Our future is online learning, ordering groceries online, ordering food online, no social gatherings or interaction, no more parties, no more going to dinner, no more fresh buttered popcorn at the movie theaters, no more getting wild at concerts, and no more watching professional sports. Our future is changing, and I’m not sure any of us are ready to change with it! We have complied with the orders of staying home, and so far we haven’t killed each other. As a matter of fact, I’ve been pretty surprised at how well we have been handling this all.
I believe we had the choice to be sad, to feel the stress of the unknown, and to fight with each other from going stir crazy. However, instead we chose to make the best out of a bad situation. We have spent time cooking meals together, and Laney has learned how to make many of our family recipes as well as making new ones together. Now we eat together all the time. We play games….lots of games together. We found a nest of birds, and each day we would go look at them to see how much they have grown and changed. We have watched movies together. We have worked together to keep the house clean, and we have worked together on renovating the house. I have loved seeing Dawson learning how to cut bead board, trim, and using a nail gun. Seeing him working so closely with his dad has been a beautiful site. We have laughed, we have sang, and we have danced together. There were a few times we had to separate because the confinement would start to get to us, however, I feel we have come together as a family. We are learning more about each other every day, and through this I know we will become stronger as a family.

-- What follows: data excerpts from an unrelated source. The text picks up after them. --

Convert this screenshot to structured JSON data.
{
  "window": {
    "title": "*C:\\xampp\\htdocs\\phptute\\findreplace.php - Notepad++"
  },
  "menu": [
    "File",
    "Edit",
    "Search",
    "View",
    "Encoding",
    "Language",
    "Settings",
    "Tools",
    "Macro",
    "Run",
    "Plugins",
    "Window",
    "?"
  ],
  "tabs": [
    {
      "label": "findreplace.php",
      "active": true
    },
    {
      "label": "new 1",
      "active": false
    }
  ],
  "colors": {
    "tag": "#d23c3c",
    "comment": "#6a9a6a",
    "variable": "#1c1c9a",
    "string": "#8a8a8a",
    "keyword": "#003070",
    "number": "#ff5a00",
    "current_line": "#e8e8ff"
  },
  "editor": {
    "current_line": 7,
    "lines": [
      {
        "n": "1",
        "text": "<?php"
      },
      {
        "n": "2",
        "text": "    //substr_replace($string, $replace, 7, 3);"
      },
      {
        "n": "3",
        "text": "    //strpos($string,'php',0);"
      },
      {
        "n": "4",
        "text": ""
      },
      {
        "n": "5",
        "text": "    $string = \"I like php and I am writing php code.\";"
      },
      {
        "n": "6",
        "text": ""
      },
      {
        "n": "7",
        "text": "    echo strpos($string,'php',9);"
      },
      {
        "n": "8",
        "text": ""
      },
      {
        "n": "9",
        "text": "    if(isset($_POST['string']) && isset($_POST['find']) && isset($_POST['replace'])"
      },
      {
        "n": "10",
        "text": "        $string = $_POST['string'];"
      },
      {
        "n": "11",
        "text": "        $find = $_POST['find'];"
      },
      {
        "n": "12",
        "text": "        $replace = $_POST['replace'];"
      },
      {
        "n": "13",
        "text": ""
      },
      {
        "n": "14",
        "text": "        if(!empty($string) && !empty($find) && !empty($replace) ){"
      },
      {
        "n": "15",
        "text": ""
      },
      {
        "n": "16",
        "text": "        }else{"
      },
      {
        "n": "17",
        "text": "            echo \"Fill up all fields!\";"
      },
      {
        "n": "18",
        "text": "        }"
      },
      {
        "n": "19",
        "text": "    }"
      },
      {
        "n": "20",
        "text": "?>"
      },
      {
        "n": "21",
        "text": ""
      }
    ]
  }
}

I am a control freak, and have learned over the past couple of years how little control I truly have over everything. This is proof. My world changed in an instant, and there was nothing I could do about it. I pray every day for God to protect the people that are on the front lines helping those infected by the virus, and I pray over those impacted by the virus both in health and financially. I also pray that if and when this is over, that my family will stay as close as they are today, and that we realize the beauty we found in the simple things in life such as cooking together. If I’ve learned anything through this it’s that sometimes going back to the basics is a good thing, to enjoy what you have instead of always wanting more, and that it’s OK to not fill every waking moment with something to do. COVID-19 sucks! However, through losing everything we have not only found the beauty in the small things but we have also found each other again.